QUOTE TO NOTE: “Gary Carter played for me with so much respect and enthusiasm for the game he loved. He was a Hall of Famer as a player and as a man. On behalf of the entire Dodger organization, we love him and will miss him.” — Dodgers special advisor to the chairman Tommy Lasorda, on the passing of former Dodger and Hall of Fame catcher Gary Carter.

   1. LHP Clayton Kershaw
   2. RHP Chad Billingsley
   3. LHP Ted Lilly
   4. LHP Chris Capuano
   5. RHP Aaron Harang

It is hard not to like any rotation with a 24-year old reigning Cy Young Award winner at the top, and if healthy the starting five should prove to be effective over the course of the season.

The question is whether newcomers Capuano (from the New York Mets) and Harang (from the San Diego Padres), both homer-prone pitchers, can excel outside of home ballparks that suppressed the long ball.

   RHP Javy Guerra (closer)
   RHP Kenley Jansen
   RHP Matt Guerrier
   RHP Todd Coffey
   RHP Mike MacDougal
   LHP Scott Elbert
   RHP Blake Hawksworth

While the Dodgers have veterans Guerrier, Coffey, and MacDougal to help bolster the bullpen, the strength comes from homegrown players. Jansen was the unquestioned star in relief for the Dodgers in 2011, setting a major league record with 16.1 strikeouts per nine innings, a remarkable achievement given that Jansen was a catcher as recently as June 2009.

While Jansen seems like the logical long-term choice as closer, the job is Guerra’s to lose until he falters. Guerra saved 21 games with a 2.31 ERA as a rookie in 2011, joining Elbert and RHP Josh Lindblom as pitchers who excelled in the Dodgers’ bullpen after beginning 2011 in the minors.

Hawksworth is out of options and figures to have every opportunity to win that final spot in the pen, with non-roster invitees LHP John Grabow and RHP Jamey Wright also competing for a spot on the active roster.

   1. SS Dee Gordon
   2. 1B James Loney
   3. CF Matt Kemp
   4. RF Andre Ethier
   5. LF Juan Rivera
   6. 3B Juan Uribe
   7. 2B Mark Ellis
   8. C A.J. Ellis

The keys to the lineup will be whether or not Ethier can rebound from knee surgery that helped contribute to his career-low 11 home runs in 2011, and which Loney will show up.

Loney hit .320 with eight home runs and a .534 slugging percentage after the break, and the Dodgers hope that was real. Needed is sustainable improvement for Loney, who has averaged .281 with 12 home runs and a .411 slugging percentage over the last four years, well below average for an everyday first baseman.

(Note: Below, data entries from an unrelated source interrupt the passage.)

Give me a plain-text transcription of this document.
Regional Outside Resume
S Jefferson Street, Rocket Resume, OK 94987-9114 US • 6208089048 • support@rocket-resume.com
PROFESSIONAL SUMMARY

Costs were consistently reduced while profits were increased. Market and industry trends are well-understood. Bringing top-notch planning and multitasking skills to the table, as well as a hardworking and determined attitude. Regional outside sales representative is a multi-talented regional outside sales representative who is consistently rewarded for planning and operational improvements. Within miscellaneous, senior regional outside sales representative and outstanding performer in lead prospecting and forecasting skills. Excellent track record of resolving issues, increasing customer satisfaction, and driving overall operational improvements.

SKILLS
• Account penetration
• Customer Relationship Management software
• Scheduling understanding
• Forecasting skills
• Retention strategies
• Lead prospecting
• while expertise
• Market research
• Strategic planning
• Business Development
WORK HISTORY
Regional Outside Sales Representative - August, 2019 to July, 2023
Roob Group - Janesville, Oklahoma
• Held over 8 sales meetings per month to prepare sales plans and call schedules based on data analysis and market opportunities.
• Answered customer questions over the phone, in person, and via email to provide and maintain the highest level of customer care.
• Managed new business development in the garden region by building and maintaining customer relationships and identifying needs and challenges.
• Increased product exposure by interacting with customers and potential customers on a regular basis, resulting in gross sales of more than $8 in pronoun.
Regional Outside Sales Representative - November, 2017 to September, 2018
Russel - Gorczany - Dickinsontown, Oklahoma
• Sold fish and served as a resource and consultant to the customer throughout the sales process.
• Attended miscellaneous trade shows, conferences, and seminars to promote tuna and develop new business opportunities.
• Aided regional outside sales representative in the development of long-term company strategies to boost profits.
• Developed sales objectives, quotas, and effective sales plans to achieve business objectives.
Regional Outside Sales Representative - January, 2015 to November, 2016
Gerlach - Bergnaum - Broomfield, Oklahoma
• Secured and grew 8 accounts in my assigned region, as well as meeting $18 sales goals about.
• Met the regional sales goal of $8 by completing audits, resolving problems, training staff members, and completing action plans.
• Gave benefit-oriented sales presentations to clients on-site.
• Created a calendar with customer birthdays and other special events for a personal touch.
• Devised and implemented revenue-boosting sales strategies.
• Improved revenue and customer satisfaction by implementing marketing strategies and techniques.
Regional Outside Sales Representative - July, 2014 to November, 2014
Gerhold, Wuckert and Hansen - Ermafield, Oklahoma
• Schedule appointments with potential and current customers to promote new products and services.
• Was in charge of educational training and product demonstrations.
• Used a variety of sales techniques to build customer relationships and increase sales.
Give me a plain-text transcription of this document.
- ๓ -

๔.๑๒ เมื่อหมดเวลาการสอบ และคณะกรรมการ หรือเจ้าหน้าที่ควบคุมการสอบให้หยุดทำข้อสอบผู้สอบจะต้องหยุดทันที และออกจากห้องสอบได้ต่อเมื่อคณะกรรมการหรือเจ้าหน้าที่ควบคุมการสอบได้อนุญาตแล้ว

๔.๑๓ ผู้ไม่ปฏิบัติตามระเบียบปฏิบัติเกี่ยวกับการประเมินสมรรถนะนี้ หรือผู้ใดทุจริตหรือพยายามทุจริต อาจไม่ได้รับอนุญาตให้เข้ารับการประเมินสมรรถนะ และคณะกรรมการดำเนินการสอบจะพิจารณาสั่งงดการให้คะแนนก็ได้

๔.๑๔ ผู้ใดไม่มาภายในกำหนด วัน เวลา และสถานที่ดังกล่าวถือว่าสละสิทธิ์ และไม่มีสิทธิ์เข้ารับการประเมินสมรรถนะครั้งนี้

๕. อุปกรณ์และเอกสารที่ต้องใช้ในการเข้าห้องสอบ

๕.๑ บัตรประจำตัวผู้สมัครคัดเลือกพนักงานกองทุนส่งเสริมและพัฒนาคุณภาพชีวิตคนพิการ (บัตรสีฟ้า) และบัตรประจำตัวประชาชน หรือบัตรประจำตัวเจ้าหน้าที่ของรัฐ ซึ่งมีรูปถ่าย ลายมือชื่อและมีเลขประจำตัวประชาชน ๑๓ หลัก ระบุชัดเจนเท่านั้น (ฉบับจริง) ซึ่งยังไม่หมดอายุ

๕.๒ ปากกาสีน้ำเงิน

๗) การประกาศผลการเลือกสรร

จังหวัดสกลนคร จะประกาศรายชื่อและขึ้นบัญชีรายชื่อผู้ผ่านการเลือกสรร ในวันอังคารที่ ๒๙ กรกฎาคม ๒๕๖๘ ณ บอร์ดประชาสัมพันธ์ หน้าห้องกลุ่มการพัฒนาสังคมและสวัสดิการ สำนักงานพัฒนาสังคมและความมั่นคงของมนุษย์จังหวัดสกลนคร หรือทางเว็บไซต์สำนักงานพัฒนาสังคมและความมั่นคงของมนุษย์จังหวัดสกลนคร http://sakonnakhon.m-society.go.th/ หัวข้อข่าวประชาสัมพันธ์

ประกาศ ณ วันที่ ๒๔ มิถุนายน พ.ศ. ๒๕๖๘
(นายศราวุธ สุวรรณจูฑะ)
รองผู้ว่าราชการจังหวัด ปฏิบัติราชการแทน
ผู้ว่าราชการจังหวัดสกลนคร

Uribe looks to rebound from a miserable year in 2011, one that saw him hit .204 with four home runs in 77 games and spend two stints on the disabled list with a hip injury that ultimately required sports hernia surgery.

TOP ROOKIES: OF Alfredo Silverio had a breakout year at Class AA Chattanooga in 2011, hitting .306 with 42 doubles, 18 triples, and 16 home runs. OF/2B Alex Castellanos was acquired at the trade deadline last year from the St. Louis Cardinals for SS Rafael Furcal, and had a monster season at Class AA, hitting .320/.386/.573 with 35 doubles, 23 home runs, and 14 stolen bases. If Castellanos can stick at second base his value will rise. Both Silverio and Castellanos were added to the 40-man roster during the offseason.